Saturday, February 19, 2011

Blaze a trail and break new ground


“In computer education, the college has blazed a trail and broken new ground”, read a sentence in a recent newspaper article about the achievements of a college in computer education.  I tried to picture the situation: the students and the staff of the college burning a path and breaking a new ground at the same time.  It seemed a purposeless task – the blazing and the breaking, not the picturing.  Then I tried to place computers in the situation: what were they supposed to be doing in a place where a good deal of blazing and breaking was going on?  Whatever, they had to be there because the sentence talked about computers also.  But their presence only made the picture even more incongruous.

Incongruous it may be, but delightful – or, delightful because it is incongruous.  Both “blaze a trail” and “break new ground” are cliches.  By bringing them together in the same situation and creating a metaphorical confusion involving two images at war with each other, the newspaper hack has unwittingly infused life into them.  Here is another odd mix: “He was rushing about like a bull in a china shop, until he found himself on the horns of a dilemma.”  Even more ridiculous – and, therefore, more pleasing – is the metaphorical confusion created by the scientist who announced the discovery of “a virgin field pregnant with possibilities”.  The most delightful of all mixed metaphors, however, is the one produced by that cautious statesman who claimed that he was “sitting on the fence with one ear to the ground”.  Picture that monstrous ear!
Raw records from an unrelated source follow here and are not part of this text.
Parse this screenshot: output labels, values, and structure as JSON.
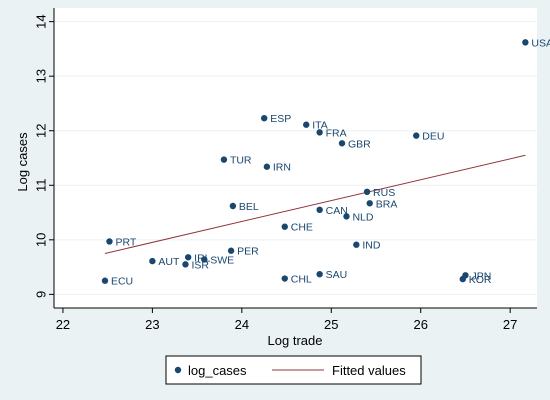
{
  "chart_data": {
    "type": "scatter",
    "xlabel": "Log trade",
    "ylabel": "Log cases",
    "xlim": [
      21.9,
      27.3
    ],
    "ylim": [
      8.75,
      14.25
    ],
    "x_ticks": [
      22,
      23,
      24,
      25,
      26,
      27
    ],
    "y_ticks": [
      9,
      10,
      11,
      12,
      13,
      14
    ],
    "grid": "horizontal",
    "legend_placement": "bottom",
    "colors": {
      "points": "#1a476f",
      "fit_line": "#90353b",
      "plot_bg": "#ffffff",
      "outer_bg": "#eaf2f3",
      "grid": "#eaf2f3"
    },
    "series": [
      {
        "name": "log_cases",
        "points": [
          {
            "label": "USA",
            "x": 27.17,
            "y": 13.62
          },
          {
            "label": "ESP",
            "x": 24.25,
            "y": 12.23
          },
          {
            "label": "ITA",
            "x": 24.72,
            "y": 12.11
          },
          {
            "label": "FRA",
            "x": 24.87,
            "y": 11.97
          },
          {
            "label": "GBR",
            "x": 25.12,
            "y": 11.77
          },
          {
            "label": "DEU",
            "x": 25.95,
            "y": 11.91
          },
          {
            "label": "TUR",
            "x": 23.8,
            "y": 11.47
          },
          {
            "label": "IRN",
            "x": 24.28,
            "y": 11.34
          },
          {
            "label": "RUS",
            "x": 25.4,
            "y": 10.88
          },
          {
            "label": "BRA",
            "x": 25.43,
            "y": 10.67
          },
          {
            "label": "BEL",
            "x": 23.9,
            "y": 10.62
          },
          {
            "label": "CAN",
            "x": 24.87,
            "y": 10.55
          },
          {
            "label": "NLD",
            "x": 25.17,
            "y": 10.43
          },
          {
            "label": "CHE",
            "x": 24.48,
            "y": 10.24
          },
          {
            "label": "PRT",
            "x": 22.52,
            "y": 9.97
          },
          {
            "label": "IND",
            "x": 25.28,
            "y": 9.91
          },
          {
            "label": "PER",
            "x": 23.88,
            "y": 9.8
          },
          {
            "label": "AUT",
            "x": 23.0,
            "y": 9.61
          },
          {
            "label": "IRL",
            "x": 23.4,
            "y": 9.68
          },
          {
            "label": "SWE",
            "x": 23.58,
            "y": 9.64
          },
          {
            "label": "ISR",
            "x": 23.37,
            "y": 9.55
          },
          {
            "label": "SAU",
            "x": 24.87,
            "y": 9.37
          },
          {
            "label": "CHL",
            "x": 24.48,
            "y": 9.29
          },
          {
            "label": "ECU",
            "x": 22.47,
            "y": 9.25
          },
          {
            "label": "JPN",
            "x": 26.5,
            "y": 9.35
          },
          {
            "label": "KOR",
            "x": 26.47,
            "y": 9.28
          }
        ]
      },
      {
        "name": "Fitted values",
        "type": "line",
        "x": [
          22.47,
          27.17
        ],
        "y": [
          9.75,
          11.55
        ]
      }
    ]
  }
}
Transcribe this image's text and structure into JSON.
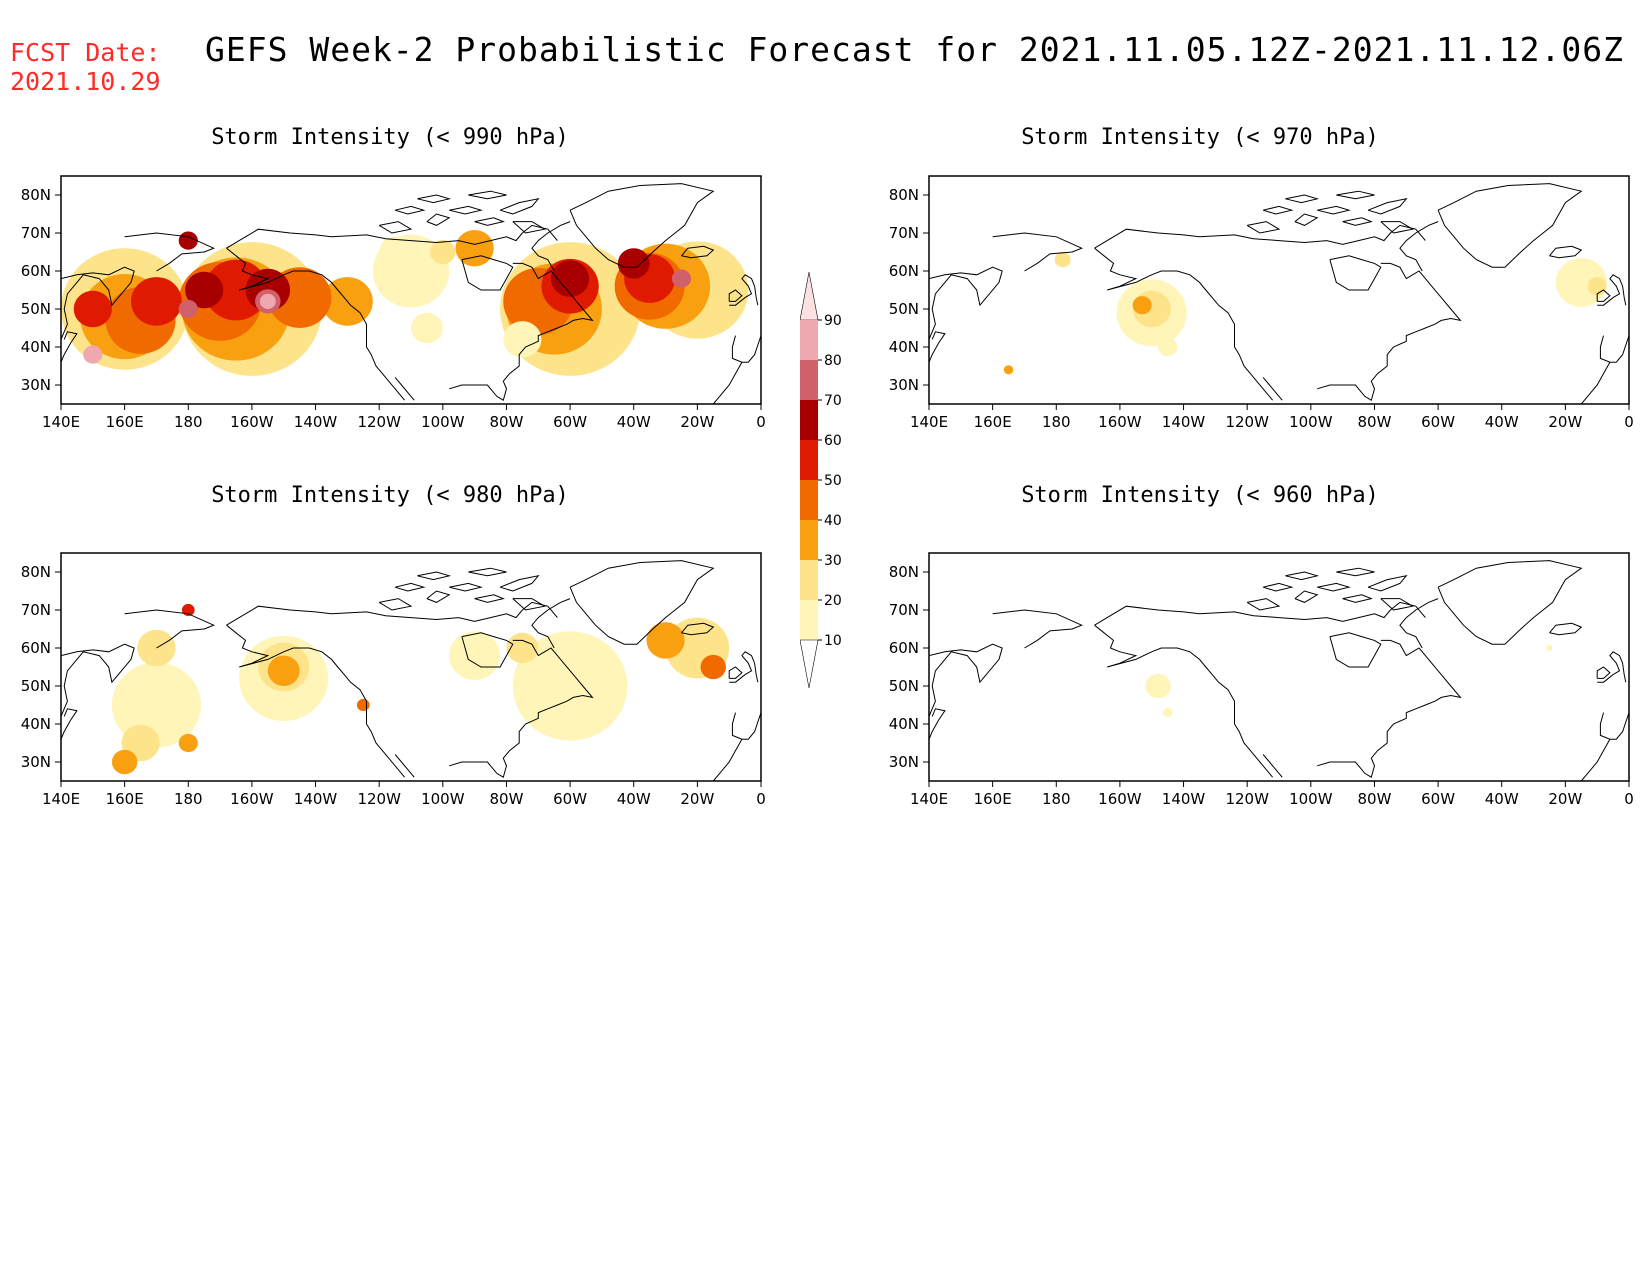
{
  "header": {
    "fcst_label": "FCST Date:",
    "fcst_date": "2021.10.29",
    "title": "GEFS Week-2 Probabilistic Forecast for 2021.11.05.12Z-2021.11.12.06Z"
  },
  "axes": {
    "lat_labels": [
      "80N",
      "70N",
      "60N",
      "50N",
      "40N",
      "30N"
    ],
    "lat_values": [
      80,
      70,
      60,
      50,
      40,
      30
    ],
    "lon_labels": [
      "140E",
      "160E",
      "180",
      "160W",
      "140W",
      "120W",
      "100W",
      "80W",
      "60W",
      "40W",
      "20W",
      "0"
    ],
    "lon_values": [
      140,
      160,
      180,
      200,
      220,
      240,
      260,
      280,
      300,
      320,
      340,
      360
    ],
    "lon_range": [
      140,
      360
    ],
    "lat_range": [
      25,
      85
    ]
  },
  "colorbar": {
    "levels": [
      "10",
      "20",
      "30",
      "40",
      "50",
      "60",
      "70",
      "80",
      "90"
    ],
    "colors": [
      "#ffffff",
      "#fff5b8",
      "#fde38a",
      "#f8a010",
      "#f06a00",
      "#e01a00",
      "#a80000",
      "#d0606a",
      "#f0a8b0",
      "#fde0e2"
    ]
  },
  "panels": [
    {
      "id": "p990",
      "title": "Storm Intensity (< 990 hPa)"
    },
    {
      "id": "p970",
      "title": "Storm Intensity (< 970 hPa)"
    },
    {
      "id": "p980",
      "title": "Storm Intensity (< 980 hPa)"
    },
    {
      "id": "p960",
      "title": "Storm Intensity (< 960 hPa)"
    }
  ]
}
Poets are notorious – I mean, famous – for mixed metaphors.  Shakespeare, a densely figurative poet, often mixed metaphors.  Hamlet, in his famous soliloquy, “To be or not to be”, talks about taking “arms against a sea of troubles”.

But that’s just the tip of the metaphorical iceberg.  The plot thickens – it’s a plot within an iceberg after all! – the moment we enter the realm of multiple mixed metaphors.  One of the early masters of this art was Sir Boyle Roche, a British parliamentarian, who is reported to have said: “Mr Speaker, I smell a rat; I see him forming in the air and darkening the sky; but I’ll nip him in the bud.”  

If you gird up your loins and plough through the mountainous mass of mixed metaphors, you’ll find that the richest crop has been produced by politicians.  (By the way, how’s that multiple mixed metaphor?) The following example (cited by Beresford in his A User’s Guide to Grammar) in which a politician mixes maritime and equestrian imagery, will vouch for the quality of that bumper crop: “We shall sail forth, riding roughshod over the backwoodsmen, to establish a new Jerusalem…”

Mixed metaphors make possible what would normally be impossible.  Thanks to them, you can stir up a hornet’s nest and end up with egg on your face; you can open a Pandora’s box, and Trojan horses will jump out; and, of course, a college can blaze and break the ground at the same time.  Let’s not, therefore, bite the hand that lays golden eggs.